Atlassian is a Software Development and Collaboration company driven by a mission to ‘unleash the potential of every team’. Today, Atlassian's products comprising Jira, Confluence, Trello, and Bitbucket, among others, are used by 15M+ users at 230,000+ companies worldwide, bringing home a whopping $2B+ revenue in FY2021.
“G’day, we’re Atlassian. We make tools like Jira and Trello that are used by thousands of teams worldwide. And we’re serious about creating amazing products, practices, and open work for all teams.” - Atlassian greeting visitors on their website
In its 15 years from inception, the publicly traded (2015 IPO) Australian giant has grown from a single collaborative software development tool (Jira) to a platform of products that address a $24B opportunity of the $126B interconnected markets of Software Development, IT services and Work Management. The addressable opportunity has grown at a compounded 35% over the last 4 years and this 3x increase can be attributed to Atlassian’s investment in R&D (an industry high 34% of revenue) and its acquisition-led growth engine. Let’s dig deeper into how Atlassian acquired/invested in 30 organizations in the last decade, grew to a market cap of $84B of which (arguably) $40-50B has its roots in acquisitions!

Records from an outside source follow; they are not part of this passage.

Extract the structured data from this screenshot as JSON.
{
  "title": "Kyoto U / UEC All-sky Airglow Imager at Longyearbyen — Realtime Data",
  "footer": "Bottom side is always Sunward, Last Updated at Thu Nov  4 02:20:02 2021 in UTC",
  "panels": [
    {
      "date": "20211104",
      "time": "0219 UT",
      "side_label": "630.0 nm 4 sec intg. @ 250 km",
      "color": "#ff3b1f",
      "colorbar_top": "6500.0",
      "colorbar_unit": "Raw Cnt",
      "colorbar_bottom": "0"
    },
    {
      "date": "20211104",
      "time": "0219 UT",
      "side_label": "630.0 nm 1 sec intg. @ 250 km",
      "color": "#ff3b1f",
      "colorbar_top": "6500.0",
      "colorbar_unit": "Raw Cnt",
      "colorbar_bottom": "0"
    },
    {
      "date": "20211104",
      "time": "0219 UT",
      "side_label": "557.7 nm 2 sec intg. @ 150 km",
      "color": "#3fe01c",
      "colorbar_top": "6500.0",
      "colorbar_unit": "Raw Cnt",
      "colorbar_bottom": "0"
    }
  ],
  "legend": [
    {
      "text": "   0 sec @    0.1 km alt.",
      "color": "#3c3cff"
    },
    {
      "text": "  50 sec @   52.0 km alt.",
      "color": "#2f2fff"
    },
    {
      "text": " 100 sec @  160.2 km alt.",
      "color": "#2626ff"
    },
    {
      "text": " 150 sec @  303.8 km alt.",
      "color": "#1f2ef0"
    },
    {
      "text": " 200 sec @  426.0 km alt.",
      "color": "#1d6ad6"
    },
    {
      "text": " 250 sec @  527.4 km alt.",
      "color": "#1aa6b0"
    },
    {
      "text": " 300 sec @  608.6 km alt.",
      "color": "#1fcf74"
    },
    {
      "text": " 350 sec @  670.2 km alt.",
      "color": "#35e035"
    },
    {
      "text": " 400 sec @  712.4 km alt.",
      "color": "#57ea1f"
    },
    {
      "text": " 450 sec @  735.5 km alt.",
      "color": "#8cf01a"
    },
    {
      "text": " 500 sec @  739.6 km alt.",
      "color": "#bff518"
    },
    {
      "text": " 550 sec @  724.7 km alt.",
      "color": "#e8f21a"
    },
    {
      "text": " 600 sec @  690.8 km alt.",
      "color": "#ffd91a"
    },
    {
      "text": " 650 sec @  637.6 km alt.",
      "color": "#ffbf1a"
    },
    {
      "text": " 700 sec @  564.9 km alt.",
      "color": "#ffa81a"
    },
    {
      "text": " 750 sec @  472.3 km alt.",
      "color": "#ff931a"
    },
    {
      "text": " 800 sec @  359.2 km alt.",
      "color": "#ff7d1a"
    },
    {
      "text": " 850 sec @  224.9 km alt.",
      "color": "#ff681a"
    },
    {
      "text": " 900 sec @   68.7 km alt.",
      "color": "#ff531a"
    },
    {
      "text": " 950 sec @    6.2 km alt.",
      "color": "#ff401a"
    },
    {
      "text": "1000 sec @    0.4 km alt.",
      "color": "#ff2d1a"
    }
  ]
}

Creating over half your market cap from acquisitions 🤯
Powered by the early profitability around flagship products like Jira and Confluence, Atlassian was aggressive in bolstering their early product lines with acquisitions. Authentisoft for SSO & Authentication, Clover + Crucible for code coverage and review, and Fisheye for accessing repositories. Fast forward 14 years, the company has invested north of $1B, across 18 acquisitions and 12 investments to fill product gaps (speed to market), enhance capabilities (talent and IP) and expand markets.
What's even more interesting is the M&A engine’s contribution to Atlassian's topline - 25% leading up to the IPO to 40% as of today. The effect of acquisitions on Atlassian’s growth rate is even more astounding.
Atlassian’s core non-acquired businesses (Jira and Confluence) grew 4x since IPO (24% CAGR) as vs. their acquisition heavy business lines which grew at roughly 8x (38% CAGR) during the same time period!
Borrowing from Jamin Ball’s latest analysis on public market multiples for high growth (30%+ YoY) companies vs. mid growth (15-30%) companies, it isn’t unfair to claim that somewhere between 50-60% of Atlassian’s $85B market cap finds its roots in acquired assets!
So how does Atlassian do this? 🤷🏻♂️
Deal Identification at Atlassian stems from the realization that even with the best R&D team, one cannot hold a monopoly over innovation.
Many of Atlassian's acquisitions are borne from a need to Transform existing products and Augment reach to adjacent areas thereby giving the customer a one-stop tool. These requirements flow from agile feedback loops generated at the customer level, championed by product owners, and masterfully executed by the M&A vertical - a small but powerful unit reporting directly to the Co-CEOs.
Deal execution at Atlassian stands out from the rest of the M&A world, in its genuine attempts to make the process seller-friendly.
An unprecedented move in 2019 saw Atlassian open-source its M&A term sheet thereby making the process fairer and more transparent. Terms around Escrow funds (indemnification), against senior talent earnouts (linking employee payouts to rigid goals), and special reps (against IP/Legal claims) further position Atlassian as a seller-friendly acquirer.
"We believe we can cut some of the friction by focusing on the terms that actually matter to us, not the terms we can get just because we’re bigger than the companies we acquire." - Chrish Hecht, Head of Corporate Development, Atlassian
Managing cultural differences and post-acquisition integration are considered as make or break plays in the M&A ecosystem. At Atlassian, a dedicated team, working with playbooks for financial, people, and systems integration aligns the acquiree with the goals & processes of the organization and streamlines an otherwise uncertain transition. Atlassian maps their renowned values to those of a potential acquiree, conducts leadership kick-off summits, draws out product and employee roadmaps, allocates additional resourcing to account for during-integration productivity losses among other well laid out programs to address concerns around integrations.
"We really want to look at these acquisitions in more of a partnership mode and helping them to stand up their operations and grow roots in the company long term" - Christina Amiry, Head of M&A Strategic Operations at Atlassian
Way Forward ⏩
As Atlassian continues its push to go cloud-first; R&D, product enhancements, and strategic acquisitions continue to be key levers. TAM penetration across the 3 key markets is also a priority with new products (Halp, Compass, Jira product discovery, Team central) capturing adjacent use-cases and strengthening current offerings. As the company augments its decorated product-led growth flywheel with a partner-aided enterprise GTM motion, (maybe we'll write about that soon 😉) one thing is certain - The 'Titan' marches on!